Date of Award

Spring 2026

Language

English

Embargo Period

4-16-2026

Document Type

Master's Thesis

Degree Name

Master of Arts (MA)

College/School/Department

Department of Psychology

Program

Psychology (Master's)

First Advisor

Drew Anderson

Committee Members

Drew Anderson, Mitch Earleywine

Keywords

Compulsive exercise, Eating pathology, Exercise motivation

Subject Categories

Clinical Psychology

Abstract

Compulsive exercise (CE) appears frequently in eating disorder (ED) samples but also occurs in nonclinical populations, raising the possibility that different motivational processes drive the behavior, perhaps depending on ED pathology. This study examined the relative contribution of exercise motives to CE while separating motivational variance from ED symptom severity. Undergraduate women (N = 376; 38.3% White, 28.8% Black) completed the Exercise Motivations Inventory–2 (EMI-2), the Compulsive Exercise Test (CET), and the 7-item Eating Disorder Examination Questionnaire (EDE-Q7).
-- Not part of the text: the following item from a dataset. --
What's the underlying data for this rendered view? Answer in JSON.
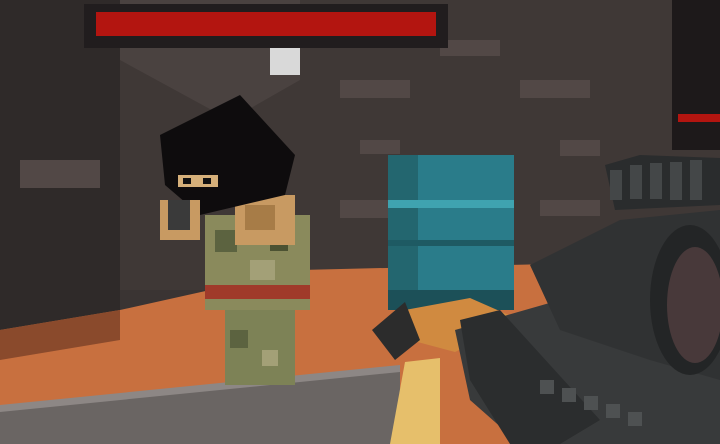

An exploratory factor analysis of EMI-2 subscales yielded four factors: Affective Well-being (Enjoyment, Revitalization, Stress Management), Health/Function (Ill-health Avoidance, Nimbleness, Positive Health, Strength/Endurance), Social/Achievement (Affiliation, Challenge, Competition, Social Recognition), and Aesthetic (Appearance, Weight Management). Dominance analysis estimated the relative importance of these factors across three models: motivations-only, covariate-control including ED symptom severity, and residualized-control (CET residualized on EDE-Q7). In the baseline model (R2 = .444), Aesthetic motivation explained the largest share of CE variance (LMG weight = .193). Adding ED symptom severity shifted the pattern of the covariate-control model (R2 = .539): ED pathology explained the most variance (LMG weight = .167), and Aesthetic and Affective Well-being motives contributed similar amounts (LMG weights = .132 and .129, respectively). Removing variance shared with ED pathology in the residualized-control model (R2 = .331) produced a different pattern. Affective Well-being motivation predicted the largest share of remaining CE variance (LMG weight = .160), while the contribution of Aesthetic motivation further declined (LMG weight = .052). These findings support two motivational pathways to CE, the first tied to ED-related appearance and weight concerns and the second linked to affect regulation that persists independent of ED symptom severity. Assessment of motivational context alongside ED pathology might improve screening and intervention for CE.

License

This work is licensed under the University at Albany Standard Author Agreement.